Revitalizing Harlem: An auto mall for Black-owned dealerships
It has been a little more than a generation since Harlem has had any new-car dealerships. But toward the end of February, a batch of 60 vehicles rolled off the trucks at the Chevrolet-Saturn and Cadillac-HUMMER dealerships at Second Avenue between 127th and 128th streets. And on the first of March, a number of notable Harlemites were on hand to check out the new HUMMERs and Corvettes.
“Our grand opening went off without a hitch,” said Otis Thornton, owner and operator of the Chevrolet-Saturn dealership. “This is my second GM dealership. I have one in East Brunswick, N.J. Having a new dealership in this historic community is just another example of GM’s commitment to the urban market.”
Thornton, who has been with GM since 1974 and who, for three years, has been honored by Black Enterprise magazine as a Top 100 Auto Dealer, said he anticipates hiring some 50 to 75 employees for a variety of jobs. “And the Harlem community and its residents will be well-represented here,” he promised. “Somewhere between 35 and 40 percent of my employees will be recruited from Harlem.”
One of Thornton’s employees is Ronald Prioleau, a service adviser. “The dealership will add to Harlem’s bustling neighborhoods,” said Prioleau, who will be making sure customers’ complaints are handled promptly and properly. “I’ve been with automotive companies in the past who have not really reached out to minorities, but things are going to be different with us.”
U.S. Representative Charles Rangel of New York said, “I am so pleased to have Otis Thornton as the new owner of the Chevrolet and Saturn dealerships. This announcement is another step toward revitalizing and energizing this great community. This is exactly what I had in mind when I developed the Empowerment Zone legislation.”
Craig Lee, president and executive manager of Potamkin Cadillac-HUMMER of Harlem, made a similar pledge. “We definitely are concerned about making sure that a good percentage of our employees are from minority communities and Harlem,” he said. “I plan to have from 75 to 100 employees here with a very strong minority representation.
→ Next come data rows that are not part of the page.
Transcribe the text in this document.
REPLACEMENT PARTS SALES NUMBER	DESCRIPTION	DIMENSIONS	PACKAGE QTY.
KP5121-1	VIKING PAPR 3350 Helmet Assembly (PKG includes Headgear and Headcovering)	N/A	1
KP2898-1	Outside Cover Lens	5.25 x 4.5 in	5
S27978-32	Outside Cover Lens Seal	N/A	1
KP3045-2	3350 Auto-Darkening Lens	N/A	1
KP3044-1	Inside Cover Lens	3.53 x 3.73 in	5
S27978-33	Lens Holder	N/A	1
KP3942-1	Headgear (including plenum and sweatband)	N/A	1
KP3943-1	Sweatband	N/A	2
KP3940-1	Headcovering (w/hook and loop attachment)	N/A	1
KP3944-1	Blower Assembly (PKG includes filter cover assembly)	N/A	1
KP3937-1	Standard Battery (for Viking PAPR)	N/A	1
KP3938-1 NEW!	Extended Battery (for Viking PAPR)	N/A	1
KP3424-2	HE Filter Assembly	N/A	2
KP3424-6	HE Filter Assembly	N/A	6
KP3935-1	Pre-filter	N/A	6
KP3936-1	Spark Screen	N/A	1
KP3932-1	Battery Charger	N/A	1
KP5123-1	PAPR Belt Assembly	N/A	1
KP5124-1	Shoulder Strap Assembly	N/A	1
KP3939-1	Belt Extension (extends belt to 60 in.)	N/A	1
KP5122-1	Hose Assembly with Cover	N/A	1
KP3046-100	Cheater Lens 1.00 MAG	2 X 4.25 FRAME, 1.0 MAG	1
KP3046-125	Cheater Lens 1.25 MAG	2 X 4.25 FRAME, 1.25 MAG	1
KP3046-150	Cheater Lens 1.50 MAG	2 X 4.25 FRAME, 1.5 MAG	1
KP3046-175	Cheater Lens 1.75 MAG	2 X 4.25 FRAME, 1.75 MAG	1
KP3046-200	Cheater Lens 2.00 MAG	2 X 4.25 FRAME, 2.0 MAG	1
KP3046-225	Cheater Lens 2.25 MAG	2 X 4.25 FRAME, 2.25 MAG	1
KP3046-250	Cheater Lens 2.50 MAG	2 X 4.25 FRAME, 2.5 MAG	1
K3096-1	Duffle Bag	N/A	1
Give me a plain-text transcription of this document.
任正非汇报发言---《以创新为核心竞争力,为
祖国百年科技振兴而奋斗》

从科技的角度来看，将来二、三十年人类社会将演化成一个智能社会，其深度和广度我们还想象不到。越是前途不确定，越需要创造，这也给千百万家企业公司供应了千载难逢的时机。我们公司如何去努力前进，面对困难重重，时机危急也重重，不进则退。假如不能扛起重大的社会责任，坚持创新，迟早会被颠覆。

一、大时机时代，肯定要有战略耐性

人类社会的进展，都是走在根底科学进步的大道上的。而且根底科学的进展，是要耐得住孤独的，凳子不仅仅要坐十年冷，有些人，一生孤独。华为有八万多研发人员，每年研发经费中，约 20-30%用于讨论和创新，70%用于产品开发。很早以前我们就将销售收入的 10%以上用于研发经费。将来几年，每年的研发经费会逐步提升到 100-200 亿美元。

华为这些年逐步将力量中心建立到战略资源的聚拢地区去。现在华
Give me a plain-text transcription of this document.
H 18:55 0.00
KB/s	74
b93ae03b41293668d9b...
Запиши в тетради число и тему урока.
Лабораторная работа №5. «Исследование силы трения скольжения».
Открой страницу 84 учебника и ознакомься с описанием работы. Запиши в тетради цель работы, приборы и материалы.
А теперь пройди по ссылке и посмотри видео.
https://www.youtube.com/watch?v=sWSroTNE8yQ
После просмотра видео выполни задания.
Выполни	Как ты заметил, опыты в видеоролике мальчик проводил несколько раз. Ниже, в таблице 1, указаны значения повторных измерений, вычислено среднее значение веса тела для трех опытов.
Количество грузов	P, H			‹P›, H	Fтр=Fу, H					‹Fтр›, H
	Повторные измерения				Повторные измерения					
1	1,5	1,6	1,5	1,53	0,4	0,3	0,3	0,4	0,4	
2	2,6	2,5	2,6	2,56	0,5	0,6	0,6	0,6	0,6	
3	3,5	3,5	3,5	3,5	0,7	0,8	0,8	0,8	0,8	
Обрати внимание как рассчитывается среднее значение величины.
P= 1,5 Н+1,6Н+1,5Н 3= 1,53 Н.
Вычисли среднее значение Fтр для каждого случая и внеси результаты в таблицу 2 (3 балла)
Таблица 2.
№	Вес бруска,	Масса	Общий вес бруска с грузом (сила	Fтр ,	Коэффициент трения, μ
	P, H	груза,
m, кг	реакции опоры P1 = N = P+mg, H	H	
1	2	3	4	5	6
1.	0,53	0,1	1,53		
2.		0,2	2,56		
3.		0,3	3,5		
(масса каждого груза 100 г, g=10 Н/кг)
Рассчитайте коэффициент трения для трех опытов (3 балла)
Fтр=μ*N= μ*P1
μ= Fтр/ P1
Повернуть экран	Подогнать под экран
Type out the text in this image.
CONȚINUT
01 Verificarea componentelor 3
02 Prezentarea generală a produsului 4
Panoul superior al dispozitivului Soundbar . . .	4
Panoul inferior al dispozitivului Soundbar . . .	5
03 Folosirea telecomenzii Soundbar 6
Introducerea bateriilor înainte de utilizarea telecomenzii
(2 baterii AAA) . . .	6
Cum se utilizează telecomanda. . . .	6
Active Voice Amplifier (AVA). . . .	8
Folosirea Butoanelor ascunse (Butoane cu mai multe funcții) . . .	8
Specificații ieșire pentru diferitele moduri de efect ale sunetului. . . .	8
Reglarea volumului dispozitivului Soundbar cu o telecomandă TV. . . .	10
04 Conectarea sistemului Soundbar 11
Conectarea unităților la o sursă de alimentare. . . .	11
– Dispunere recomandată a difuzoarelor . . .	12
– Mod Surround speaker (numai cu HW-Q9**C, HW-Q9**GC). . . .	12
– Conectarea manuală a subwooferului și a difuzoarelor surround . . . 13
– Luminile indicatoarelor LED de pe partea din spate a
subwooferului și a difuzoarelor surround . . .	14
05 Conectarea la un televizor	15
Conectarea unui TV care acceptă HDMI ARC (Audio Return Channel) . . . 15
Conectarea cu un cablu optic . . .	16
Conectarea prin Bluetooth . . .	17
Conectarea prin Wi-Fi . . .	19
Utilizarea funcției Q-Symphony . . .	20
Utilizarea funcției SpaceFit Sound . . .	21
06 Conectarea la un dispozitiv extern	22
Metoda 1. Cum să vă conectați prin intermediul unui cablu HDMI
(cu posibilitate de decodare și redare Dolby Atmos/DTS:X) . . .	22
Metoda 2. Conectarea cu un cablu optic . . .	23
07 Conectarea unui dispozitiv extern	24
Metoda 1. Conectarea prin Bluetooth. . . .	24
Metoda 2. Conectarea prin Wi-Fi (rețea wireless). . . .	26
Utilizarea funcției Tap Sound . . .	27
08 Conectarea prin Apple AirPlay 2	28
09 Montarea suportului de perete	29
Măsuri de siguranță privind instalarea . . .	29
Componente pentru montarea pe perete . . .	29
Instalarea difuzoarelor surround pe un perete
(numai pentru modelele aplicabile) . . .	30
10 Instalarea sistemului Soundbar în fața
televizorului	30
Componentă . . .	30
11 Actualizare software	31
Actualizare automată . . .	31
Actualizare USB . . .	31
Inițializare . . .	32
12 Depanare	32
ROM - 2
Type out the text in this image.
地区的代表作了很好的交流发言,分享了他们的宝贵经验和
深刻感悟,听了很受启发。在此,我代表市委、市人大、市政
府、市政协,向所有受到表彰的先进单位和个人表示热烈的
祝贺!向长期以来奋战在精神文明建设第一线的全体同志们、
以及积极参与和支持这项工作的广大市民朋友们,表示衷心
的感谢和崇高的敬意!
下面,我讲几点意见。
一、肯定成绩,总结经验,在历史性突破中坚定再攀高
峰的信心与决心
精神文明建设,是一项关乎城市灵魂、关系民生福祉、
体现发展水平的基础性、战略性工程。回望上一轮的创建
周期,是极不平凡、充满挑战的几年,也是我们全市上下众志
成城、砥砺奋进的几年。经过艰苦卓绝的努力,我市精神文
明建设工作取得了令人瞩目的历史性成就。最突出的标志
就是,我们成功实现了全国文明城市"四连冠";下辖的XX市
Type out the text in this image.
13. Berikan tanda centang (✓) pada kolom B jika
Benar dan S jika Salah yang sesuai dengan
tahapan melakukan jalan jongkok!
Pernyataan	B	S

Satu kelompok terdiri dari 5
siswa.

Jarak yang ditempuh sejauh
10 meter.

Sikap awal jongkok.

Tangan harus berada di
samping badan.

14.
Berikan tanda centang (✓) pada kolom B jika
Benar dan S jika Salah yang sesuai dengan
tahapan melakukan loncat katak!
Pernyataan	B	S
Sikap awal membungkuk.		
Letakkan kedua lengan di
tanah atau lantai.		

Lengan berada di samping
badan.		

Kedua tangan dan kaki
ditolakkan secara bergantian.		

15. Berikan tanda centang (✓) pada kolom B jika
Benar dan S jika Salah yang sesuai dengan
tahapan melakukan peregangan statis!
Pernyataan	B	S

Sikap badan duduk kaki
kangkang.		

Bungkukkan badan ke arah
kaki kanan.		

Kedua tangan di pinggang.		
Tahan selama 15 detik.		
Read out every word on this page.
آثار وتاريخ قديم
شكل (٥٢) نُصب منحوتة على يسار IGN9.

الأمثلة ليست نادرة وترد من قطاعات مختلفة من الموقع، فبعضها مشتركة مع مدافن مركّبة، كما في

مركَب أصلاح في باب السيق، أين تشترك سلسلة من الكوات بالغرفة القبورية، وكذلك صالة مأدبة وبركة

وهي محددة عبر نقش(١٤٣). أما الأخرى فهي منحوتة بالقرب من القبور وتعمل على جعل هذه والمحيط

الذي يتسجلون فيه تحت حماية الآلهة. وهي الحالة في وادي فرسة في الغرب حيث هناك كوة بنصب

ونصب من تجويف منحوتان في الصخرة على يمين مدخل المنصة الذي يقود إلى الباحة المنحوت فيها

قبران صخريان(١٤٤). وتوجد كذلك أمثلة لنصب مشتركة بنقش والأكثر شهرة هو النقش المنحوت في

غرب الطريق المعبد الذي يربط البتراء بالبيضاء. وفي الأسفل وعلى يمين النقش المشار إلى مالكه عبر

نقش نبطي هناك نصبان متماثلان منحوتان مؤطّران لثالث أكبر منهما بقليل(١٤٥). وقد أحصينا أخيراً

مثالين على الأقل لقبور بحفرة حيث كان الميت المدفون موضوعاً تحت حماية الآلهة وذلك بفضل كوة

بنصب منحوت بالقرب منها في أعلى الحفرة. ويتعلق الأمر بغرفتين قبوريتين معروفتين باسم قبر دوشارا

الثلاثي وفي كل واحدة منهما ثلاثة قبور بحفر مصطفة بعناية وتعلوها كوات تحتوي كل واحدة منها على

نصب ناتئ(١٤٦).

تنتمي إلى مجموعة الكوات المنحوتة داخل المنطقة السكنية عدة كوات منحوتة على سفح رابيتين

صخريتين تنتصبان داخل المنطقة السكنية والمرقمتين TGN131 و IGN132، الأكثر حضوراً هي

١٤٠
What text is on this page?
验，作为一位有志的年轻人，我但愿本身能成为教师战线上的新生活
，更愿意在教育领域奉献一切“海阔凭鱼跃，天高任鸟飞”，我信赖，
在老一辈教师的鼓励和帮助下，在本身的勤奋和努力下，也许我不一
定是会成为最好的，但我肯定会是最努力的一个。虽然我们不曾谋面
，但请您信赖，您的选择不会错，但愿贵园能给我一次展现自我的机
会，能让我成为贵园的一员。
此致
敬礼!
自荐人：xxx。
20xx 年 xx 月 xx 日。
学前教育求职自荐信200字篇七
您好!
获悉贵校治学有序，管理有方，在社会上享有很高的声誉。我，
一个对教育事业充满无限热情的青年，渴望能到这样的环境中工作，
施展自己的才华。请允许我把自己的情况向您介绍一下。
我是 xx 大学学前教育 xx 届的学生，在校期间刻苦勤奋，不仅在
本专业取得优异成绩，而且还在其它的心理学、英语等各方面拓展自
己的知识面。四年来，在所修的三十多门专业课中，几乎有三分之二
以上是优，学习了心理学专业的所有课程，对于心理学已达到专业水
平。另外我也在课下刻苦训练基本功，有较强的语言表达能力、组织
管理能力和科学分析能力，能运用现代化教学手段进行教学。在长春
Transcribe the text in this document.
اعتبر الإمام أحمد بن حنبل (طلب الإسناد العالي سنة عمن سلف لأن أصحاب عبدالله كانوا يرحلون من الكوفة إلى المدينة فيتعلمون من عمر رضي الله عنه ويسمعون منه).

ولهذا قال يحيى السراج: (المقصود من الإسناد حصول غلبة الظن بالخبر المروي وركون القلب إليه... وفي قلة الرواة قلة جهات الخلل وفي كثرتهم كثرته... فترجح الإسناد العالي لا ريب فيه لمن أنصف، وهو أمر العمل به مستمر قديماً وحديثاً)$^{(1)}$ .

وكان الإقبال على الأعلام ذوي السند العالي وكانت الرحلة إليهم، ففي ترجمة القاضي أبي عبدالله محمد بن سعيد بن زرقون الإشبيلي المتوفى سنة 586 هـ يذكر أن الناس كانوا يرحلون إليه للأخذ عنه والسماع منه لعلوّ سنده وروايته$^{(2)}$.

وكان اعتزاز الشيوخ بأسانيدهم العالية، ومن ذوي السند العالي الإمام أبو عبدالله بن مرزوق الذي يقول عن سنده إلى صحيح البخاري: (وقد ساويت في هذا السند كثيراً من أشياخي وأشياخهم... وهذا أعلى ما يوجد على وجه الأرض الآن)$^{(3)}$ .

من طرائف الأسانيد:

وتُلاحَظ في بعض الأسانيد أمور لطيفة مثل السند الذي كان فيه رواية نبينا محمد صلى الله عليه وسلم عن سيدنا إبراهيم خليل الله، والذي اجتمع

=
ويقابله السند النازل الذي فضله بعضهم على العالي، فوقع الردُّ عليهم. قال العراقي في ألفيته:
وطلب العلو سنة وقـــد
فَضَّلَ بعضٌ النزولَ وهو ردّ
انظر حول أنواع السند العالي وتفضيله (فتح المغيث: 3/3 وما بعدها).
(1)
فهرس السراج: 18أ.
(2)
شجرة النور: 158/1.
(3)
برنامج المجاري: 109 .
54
Already my sales manager and my office manager are from Harlem.”
Scott Mackie, General Motors’ Northeast regional general manager, says Harlem’s proximity to the Triboro Bridge, FDR Drive and connecting roadways had long been on GM’s radar screen for new franchises. “Some 350,000 vehicles a day pass the Harlem Auto Mall, traveling to Queens, the Bronx, and the suburbs of Westchester County, New York and lower Connecticut. It is an ideal location for auto retailing,” he said.
Against the gloomy reports about GM layoffs, a new dealership in Harlem puts a fresh gloss of optimism on the slumping auto industry. “Our new dealership and the layoffs are not related,” said Thornton. “They have nothing to do with each other because what we have here is a win-win situation. This dealership is just another part of GM’s increase of domestic franchises.”
Although the two dealerships are only a few inches apart, both Lee and Thornton believe it will be a mutually rewarding experience and they will feed off each other. “I don’t foresee any problems at all,” Lee said.
But as the finishing touches are put on the Harlem complex, an organization representing minority new-car retailers is criticizing General Motors and other carmakers for, in its view, not doing enough to ethnically and racially diversify their dealer ranks. The National Association of Minority Automobile Dealers, based in Lanham, Md., says on its Web site, “People of color represent more than 32 percent of the population, purchase 15 percent of new and certified used cars and trucks in America and yet ethnic minorities represent less than 5 percent of the majority owners of dealerships in the United States.”
The group wants carmakers to commit to a “blueprint” for reaching a 15 percent majority-ownership of their retail network by minorities.